第2話 鏡の世界のシリル殿下

「なるほど、つまりきみは"僕の知るリア"では、オーレリアではないということなんだね?」


 穏やかに、殿下が尋ねられました。


「きっと、そうだと思います」


 半信半疑ながら、わたくしは頷きます。


 わたくしが知るシリル殿下は、突拍子もない仮説を、こんなに親身に聞いてくださる方ではありませんもの。


 殿下も、"わたくしが知る殿下"とは違うのです。

 その証拠に、彼はわたくしを捕まえようとはせず、今はふたりでしゃがみ込んで、"鏡の間"で話しています。
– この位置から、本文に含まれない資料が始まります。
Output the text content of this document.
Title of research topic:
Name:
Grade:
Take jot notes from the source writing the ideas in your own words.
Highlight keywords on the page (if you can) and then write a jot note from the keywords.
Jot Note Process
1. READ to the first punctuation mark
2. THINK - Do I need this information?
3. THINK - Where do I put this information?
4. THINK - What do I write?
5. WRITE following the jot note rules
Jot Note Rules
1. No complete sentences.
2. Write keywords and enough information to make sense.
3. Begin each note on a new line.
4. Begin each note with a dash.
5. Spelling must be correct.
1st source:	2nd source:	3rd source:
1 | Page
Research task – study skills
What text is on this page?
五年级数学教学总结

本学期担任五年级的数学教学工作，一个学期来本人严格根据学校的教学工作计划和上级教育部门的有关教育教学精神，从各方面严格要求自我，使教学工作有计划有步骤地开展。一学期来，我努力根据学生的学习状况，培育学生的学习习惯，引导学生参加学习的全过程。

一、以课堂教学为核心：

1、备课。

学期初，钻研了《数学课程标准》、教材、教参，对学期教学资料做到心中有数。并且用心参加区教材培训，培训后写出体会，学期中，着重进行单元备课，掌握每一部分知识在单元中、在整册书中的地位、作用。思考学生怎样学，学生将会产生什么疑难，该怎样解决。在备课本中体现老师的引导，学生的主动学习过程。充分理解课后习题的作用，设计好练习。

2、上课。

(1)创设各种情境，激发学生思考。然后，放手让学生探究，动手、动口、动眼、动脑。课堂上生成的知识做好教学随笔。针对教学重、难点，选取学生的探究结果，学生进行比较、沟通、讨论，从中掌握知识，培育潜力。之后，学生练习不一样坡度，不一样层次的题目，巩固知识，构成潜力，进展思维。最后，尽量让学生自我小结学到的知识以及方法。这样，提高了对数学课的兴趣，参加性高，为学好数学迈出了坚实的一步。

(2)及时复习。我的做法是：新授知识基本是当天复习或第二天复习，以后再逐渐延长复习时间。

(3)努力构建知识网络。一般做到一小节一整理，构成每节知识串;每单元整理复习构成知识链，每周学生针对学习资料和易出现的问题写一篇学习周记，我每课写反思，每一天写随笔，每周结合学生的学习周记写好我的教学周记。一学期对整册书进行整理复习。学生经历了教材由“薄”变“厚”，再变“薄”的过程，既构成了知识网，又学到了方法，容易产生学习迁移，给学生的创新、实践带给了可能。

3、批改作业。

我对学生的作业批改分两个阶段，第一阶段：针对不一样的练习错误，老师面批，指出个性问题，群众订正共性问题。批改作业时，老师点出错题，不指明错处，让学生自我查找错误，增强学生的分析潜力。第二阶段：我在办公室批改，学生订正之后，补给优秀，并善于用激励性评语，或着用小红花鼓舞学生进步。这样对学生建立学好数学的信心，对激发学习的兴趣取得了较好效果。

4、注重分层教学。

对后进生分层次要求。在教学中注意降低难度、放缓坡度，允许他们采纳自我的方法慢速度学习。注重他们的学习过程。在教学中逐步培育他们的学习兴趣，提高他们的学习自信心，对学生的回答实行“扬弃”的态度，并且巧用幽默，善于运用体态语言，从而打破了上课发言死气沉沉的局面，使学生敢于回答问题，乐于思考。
 わたくしの捻挫を治療するため、殿下がわたくしを抱き上げようとしたのは、慌てて固辞いたしました。


 おそらくですが、先の地震。

 わたくしは、不思議が起こるという"鏡の間"で鏡をすり抜け、別の世界に来てしまったのでしょう。


 わたくしが住む世界と全く同じで、でも違う世界。


 殿下のほくろが反転した位置にあるのが、その推測を後押しします。ここは、鏡の中の世界。


「じゃあこっちの世界のリアは今、きみの世界に行ってしまったという事?」


 殿下の言葉にハッとします。


「大変! 大変です、殿下! わたくし、追われていたのです。こちらのわたくしが急にあちらに行ったのだとしたら、きっとわけがわからないままに捕まってしまって、今ごろ混乱していますわ! わたくし、早く戻らなくては!!」


「まっ、待ってリア、じゃないオーレリア。落ち着いて。そもそも追われていたってどうして? 何があったんだ?」

 

「うっ……、それは殿下が……」


「僕が?」


「わたくしが義妹を虐めたと決めつけて、婚約を破棄し、投獄なさろうと衛兵に命じましたので」


「なんだって?!」


 信じられないとばかりに、殿下が驚かれます。


「わたくし、ベルティーユを虐めてなどおりません。きっと誤解が生じたのです。けれどそれを証明しようとしましても、発言を許されなかったのでございます」


 違う世界の違う場所、ここでお伝えしてもきっと意味はない。だけど、聞いていただきたかった。

 わたくしの熱い訴えを、殿下は茫然と受け止めていらっしゃいます。


「なんてことだ……。リアに手を出すなんて」


 シリル殿下の整ったお顔が、蒼白に染まります。心配してくださっているのでしょうか。


(ああ、こちらのわたくしは、殿下に愛されているのですね……)


 寂寞の思いは、しかし次の殿下の言葉で吹き飛ばされました。